Itu karena kita salah mengidentifikasi batin kita dengan tubuh dan pikiran luar kita. Ini adalah kesalahan penilaian, persepsi yang salah. Kita melihat tubuh sebagai Diri ketika itu hanyalah kendaraan bagi Diri. Setelah kesalahan identifikasi ini dihilangkan, tidak akan ada lagi kesedihan. Ini seperti anak kecil yang berpikir bahwa mainannya nyata dan menangis ketika rusak atau hilang.

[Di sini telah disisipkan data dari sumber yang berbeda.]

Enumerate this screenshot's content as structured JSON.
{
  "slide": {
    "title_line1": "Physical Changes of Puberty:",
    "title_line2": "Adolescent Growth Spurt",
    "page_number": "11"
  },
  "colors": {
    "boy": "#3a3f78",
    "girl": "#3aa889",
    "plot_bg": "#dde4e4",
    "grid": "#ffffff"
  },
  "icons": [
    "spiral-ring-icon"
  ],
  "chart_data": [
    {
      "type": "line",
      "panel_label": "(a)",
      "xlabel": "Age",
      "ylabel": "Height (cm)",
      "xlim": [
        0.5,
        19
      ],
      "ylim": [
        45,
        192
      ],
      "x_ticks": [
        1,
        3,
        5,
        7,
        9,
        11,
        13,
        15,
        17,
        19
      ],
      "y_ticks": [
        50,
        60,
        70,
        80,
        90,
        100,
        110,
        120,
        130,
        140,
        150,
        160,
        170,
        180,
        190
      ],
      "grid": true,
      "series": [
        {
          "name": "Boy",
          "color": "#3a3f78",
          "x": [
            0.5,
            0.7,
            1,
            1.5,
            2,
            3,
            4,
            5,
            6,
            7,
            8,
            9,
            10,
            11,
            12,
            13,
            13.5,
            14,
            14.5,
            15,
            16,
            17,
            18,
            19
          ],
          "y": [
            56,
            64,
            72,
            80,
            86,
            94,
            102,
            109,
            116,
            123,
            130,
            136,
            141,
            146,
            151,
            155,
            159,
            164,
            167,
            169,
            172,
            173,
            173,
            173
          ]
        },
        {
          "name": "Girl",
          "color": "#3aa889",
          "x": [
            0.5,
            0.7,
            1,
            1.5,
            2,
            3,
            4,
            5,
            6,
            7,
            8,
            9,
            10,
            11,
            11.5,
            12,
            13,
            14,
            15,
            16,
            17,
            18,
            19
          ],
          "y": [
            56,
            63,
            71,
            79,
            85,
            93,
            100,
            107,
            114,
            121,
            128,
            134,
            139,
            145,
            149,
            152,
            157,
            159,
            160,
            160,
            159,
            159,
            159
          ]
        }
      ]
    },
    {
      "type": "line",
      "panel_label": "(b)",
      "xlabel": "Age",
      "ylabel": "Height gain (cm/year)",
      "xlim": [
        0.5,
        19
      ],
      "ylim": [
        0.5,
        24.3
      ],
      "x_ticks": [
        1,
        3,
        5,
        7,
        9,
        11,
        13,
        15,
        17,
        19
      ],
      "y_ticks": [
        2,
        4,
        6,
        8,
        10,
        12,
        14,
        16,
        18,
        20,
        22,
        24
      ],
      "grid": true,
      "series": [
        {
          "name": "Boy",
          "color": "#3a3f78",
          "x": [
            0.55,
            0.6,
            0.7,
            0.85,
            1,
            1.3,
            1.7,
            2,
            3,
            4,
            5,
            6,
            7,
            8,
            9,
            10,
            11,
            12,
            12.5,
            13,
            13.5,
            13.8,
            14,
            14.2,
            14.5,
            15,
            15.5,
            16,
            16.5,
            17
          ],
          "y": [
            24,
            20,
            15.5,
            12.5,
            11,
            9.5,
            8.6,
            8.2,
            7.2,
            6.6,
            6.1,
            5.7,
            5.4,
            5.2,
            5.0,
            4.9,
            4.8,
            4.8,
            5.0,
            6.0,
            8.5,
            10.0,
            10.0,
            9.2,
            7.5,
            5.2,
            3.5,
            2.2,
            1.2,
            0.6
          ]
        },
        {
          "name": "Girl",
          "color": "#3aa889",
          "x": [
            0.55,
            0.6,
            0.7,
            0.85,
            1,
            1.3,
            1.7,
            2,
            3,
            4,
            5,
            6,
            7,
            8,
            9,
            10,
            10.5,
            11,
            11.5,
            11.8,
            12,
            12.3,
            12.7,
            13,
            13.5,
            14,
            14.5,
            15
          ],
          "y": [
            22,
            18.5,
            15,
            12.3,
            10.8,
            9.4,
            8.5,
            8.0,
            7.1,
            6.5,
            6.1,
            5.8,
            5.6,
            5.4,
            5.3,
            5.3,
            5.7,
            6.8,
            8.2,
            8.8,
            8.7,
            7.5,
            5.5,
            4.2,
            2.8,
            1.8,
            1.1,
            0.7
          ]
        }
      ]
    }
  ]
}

Menjadi tidak pernah mati. Keberadaan tidak pernah berakhir. Dan makhluk abadi dan abadi itu adalah keberadaan kita. Kita tidak terbatas pada tubuh ini atau inkarnasi khusus ini. Keberadaan kita ada di mana-mana di alam semesta, di semua makhluk dan di luarnya. Itu melampaui semua ketakutan. Kematian tidak bisa mencapainya. Penderitaan tidak bisa menggoyahkannya. Beristirahat dalam Diri tanpa kematian itu, Itu adalah hak Ilahi kita.

Berlindung di dalam batin di luar tubuh dan pikiran dan saksikan permainan mereka sebagai olahraga Ilahi. Amati dunia dan semua perubahannya dari titik pusat esensi abadi. Dan kita akan menemukan keindahan dan keajaiban setiap saat.